Le directeur du CH de Tourcoing, Didier Nonque, a immédiatement doublé les équipes de sécurité. Désormais, deux vigiles avec chiens surveillent le parking et deux autres filtrent les entrées. « Mais la sécurisation a ses limites, déclare-t-il. La rotonde est conçue pour faciliter la visualisation par le personnel de l’ensemble des salles d’examens. Pas pour résister à l’intrusion de quinze individus qui ont forcé le rideau du sas des ambulances pour passer, et ouvert de l’intérieur l’issue de secours incendie. »
Un sentiment d’impuissance
Mardi, après l'étonnement et la colère, le sentiment qui domine est l’impuissance face à de tels agissements. Les urgences ont reçu l’an dernier 52 000 patients.
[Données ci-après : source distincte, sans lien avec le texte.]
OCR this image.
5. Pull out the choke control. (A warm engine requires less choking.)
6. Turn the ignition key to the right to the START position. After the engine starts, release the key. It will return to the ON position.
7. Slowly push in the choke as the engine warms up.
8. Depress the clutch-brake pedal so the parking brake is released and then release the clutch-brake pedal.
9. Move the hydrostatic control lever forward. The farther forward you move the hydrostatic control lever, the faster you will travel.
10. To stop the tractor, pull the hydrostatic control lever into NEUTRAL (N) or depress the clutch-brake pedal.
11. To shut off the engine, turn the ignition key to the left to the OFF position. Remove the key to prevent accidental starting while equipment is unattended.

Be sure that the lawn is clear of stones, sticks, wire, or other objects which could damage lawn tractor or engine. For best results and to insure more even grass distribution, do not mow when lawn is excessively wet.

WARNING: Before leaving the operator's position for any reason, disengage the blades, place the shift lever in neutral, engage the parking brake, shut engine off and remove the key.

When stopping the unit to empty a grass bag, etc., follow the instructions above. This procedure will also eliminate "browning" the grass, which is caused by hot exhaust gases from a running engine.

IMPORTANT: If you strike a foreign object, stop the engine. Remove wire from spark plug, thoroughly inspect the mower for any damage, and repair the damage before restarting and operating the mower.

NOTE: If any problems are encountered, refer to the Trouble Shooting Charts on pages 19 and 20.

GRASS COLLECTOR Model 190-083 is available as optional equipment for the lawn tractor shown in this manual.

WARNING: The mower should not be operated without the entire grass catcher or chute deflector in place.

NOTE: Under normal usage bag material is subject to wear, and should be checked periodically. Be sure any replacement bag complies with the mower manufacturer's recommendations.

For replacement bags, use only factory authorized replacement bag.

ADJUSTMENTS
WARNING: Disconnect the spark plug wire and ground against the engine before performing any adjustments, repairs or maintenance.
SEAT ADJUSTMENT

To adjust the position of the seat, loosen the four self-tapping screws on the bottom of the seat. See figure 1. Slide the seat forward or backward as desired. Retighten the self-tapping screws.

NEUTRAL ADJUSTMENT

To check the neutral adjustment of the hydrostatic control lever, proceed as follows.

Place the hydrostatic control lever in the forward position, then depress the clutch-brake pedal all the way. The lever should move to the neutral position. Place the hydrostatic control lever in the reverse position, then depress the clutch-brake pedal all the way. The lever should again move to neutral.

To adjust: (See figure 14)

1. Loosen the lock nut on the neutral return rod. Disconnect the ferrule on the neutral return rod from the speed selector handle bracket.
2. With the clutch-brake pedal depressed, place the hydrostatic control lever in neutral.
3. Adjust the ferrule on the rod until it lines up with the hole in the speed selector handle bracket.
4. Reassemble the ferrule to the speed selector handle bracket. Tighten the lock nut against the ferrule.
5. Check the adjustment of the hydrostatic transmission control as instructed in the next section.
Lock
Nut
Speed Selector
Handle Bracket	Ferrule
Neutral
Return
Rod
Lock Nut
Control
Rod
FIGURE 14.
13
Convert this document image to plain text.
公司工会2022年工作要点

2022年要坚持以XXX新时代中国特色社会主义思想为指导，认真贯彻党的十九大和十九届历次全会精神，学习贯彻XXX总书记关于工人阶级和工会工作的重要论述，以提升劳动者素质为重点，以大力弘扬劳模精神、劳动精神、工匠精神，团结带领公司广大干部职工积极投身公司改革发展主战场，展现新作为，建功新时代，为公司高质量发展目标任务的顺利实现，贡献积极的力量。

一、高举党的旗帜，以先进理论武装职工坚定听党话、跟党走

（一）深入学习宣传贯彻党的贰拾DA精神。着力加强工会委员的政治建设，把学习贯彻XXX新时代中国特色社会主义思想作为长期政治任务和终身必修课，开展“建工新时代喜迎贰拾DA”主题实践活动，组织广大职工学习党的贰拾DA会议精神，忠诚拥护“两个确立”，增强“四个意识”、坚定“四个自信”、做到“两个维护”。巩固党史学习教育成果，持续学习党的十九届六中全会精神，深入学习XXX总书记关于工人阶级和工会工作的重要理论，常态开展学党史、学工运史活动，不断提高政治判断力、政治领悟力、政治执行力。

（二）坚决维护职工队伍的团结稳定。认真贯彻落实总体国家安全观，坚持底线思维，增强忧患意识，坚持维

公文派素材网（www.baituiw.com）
Ce chiffre sera largement dépassé en 2016. Dans le même temps, les équipes souffrent d’un manque criant d’effectifs, à cause justement des conditions de travail trop pénibles. Sur 22 postes équivalents temps pleins prévus, seuls 16 sont pourvus.
« Trois médecins ont quitté le service cette année. Ceux qui restent ont dû assurer toutes les gardes d’urgence et de SMUR sans aucun renfort durant l’été. L’équipe est dans un état d’épuisement total. Cet évènement a anéanti le peu d’énergie qui lui restait », regrette le Dr Moussouni.
Une journée « urgences mortes » est prévue dans les prochains jours, avec le soutien de tous les médecins de l’établissement. En attendant, tout le personnel est en attente de la décision de justice prévue le 7 novembre. « Si cette agression commise en bande organisée ne débouchait pas sur de la prison ferme, nous jugerions cette décision intolérable. Il faut que notre société revienne a des valeurs de respect », conclut le chef de service.
Interrogé ce mardi après-midi dans le cadre des questions au gouvernement, Marisol Touraine a condamné la « violence incroyable » à l'hôpital de Tourcoing et réclamé des « sanctions exemplaires » contre les agresseurs.